Görünenin ardı: Çağdaş sanat

Anadolu yakasında sahne sanatları alanındaki bu hareketlilik, ne yazık ki konu çağdaş sanat olunca kendisine aynı derecede karşılık bulmuyor. 2012 yılında Emine Merdim Yılmaz tarafından Arkitera’da kaleme alınan “Orada bir Kadıköy’ var uzakta” başlıklı makalede yer alan verilere göre, Avrupa yakasında 33 özel müze varken, bu sayı Anadolu yakasında 3. Kültür ve Turizm Bakanlığı, İstanbul Büyükşehir Belediyesi ve Kütüphane ve Müzeler Müdürlüğü’ne bağlı müzelerin ve kültür merkezlerinin sayısı Avrupa yakasında 26, Anadolu yakasında ise sadece 7.

1985 yılında Kadıköy’de kurulan Mine Sanat Galerisi, Anadolu yakasında çağdaş sanat alanında faaliyet göstermeye başladığından beri semt değiştirse de Kadıköy’ü terk etmemişti.
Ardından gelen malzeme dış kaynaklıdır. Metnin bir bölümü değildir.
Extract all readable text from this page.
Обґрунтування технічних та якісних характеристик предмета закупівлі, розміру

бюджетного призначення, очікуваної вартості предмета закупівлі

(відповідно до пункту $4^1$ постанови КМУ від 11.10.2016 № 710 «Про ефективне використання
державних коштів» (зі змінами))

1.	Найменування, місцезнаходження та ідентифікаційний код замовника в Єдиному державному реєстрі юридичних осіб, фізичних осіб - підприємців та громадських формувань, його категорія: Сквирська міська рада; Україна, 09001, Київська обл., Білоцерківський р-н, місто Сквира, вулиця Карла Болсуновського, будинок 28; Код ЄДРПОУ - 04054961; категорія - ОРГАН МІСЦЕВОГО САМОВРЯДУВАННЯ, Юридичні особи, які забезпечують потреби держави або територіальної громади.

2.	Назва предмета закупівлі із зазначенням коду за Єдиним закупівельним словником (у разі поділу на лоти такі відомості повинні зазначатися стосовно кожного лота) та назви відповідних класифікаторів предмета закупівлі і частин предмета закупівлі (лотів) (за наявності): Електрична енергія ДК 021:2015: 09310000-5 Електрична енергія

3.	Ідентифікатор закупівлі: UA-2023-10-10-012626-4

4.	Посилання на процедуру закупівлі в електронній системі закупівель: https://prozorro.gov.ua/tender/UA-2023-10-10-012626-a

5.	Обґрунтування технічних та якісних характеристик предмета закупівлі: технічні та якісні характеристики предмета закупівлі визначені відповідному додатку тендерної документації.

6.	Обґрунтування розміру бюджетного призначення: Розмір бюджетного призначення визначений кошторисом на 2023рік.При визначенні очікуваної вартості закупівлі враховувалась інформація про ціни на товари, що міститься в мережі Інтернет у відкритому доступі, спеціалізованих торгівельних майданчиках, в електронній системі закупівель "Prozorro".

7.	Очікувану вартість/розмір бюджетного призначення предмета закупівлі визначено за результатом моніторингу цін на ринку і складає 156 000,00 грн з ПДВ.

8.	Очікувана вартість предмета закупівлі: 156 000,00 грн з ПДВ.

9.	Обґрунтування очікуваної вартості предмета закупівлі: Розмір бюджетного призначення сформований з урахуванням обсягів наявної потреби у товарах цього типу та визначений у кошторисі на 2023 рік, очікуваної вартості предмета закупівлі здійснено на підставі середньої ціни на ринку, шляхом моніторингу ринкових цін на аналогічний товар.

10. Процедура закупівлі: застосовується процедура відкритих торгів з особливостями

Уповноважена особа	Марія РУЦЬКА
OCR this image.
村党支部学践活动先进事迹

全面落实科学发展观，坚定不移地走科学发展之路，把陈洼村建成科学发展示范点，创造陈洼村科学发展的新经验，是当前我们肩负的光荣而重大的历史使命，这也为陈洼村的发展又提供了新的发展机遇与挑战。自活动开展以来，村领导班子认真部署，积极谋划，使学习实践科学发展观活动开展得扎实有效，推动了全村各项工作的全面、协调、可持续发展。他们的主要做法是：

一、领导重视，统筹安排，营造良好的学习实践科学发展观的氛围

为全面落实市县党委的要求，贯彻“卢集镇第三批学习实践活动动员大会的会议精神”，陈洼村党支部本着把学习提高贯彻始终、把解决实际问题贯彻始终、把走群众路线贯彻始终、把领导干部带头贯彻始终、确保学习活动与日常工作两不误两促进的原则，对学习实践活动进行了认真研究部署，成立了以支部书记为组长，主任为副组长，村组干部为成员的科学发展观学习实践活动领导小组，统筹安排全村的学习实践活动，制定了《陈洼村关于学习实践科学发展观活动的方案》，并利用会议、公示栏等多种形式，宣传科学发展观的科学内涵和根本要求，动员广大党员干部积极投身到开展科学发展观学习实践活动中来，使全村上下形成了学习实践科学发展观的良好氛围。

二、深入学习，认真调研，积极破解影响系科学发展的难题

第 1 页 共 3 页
Galerinin kurulmasına fikirleriyle destek vermiş olan Adnan Çoker, Mustafa Ata, Zekai Ormancı, Serhat Kiraz, Yusuf Taktak ve Nur Koçak’ın çalışmaları aynı zamanda galeride düzenlenen ilk sergiyi oluşturdu. Galerinin kuruluşunda İstanbul’un Anadolu yakası tercih edilerek, söz konusu bölgenin çağdaş sanat galerisi eksikliğini doldurma görevi üstlenildi. Ancak galeri, tüm bu ideallere ve Anadolu yakasında tutunma çabalarına rağmen dayanamadı ve 2012 yılında çağdaş sanatın kalelerinden Nişantaşı’na taşındı.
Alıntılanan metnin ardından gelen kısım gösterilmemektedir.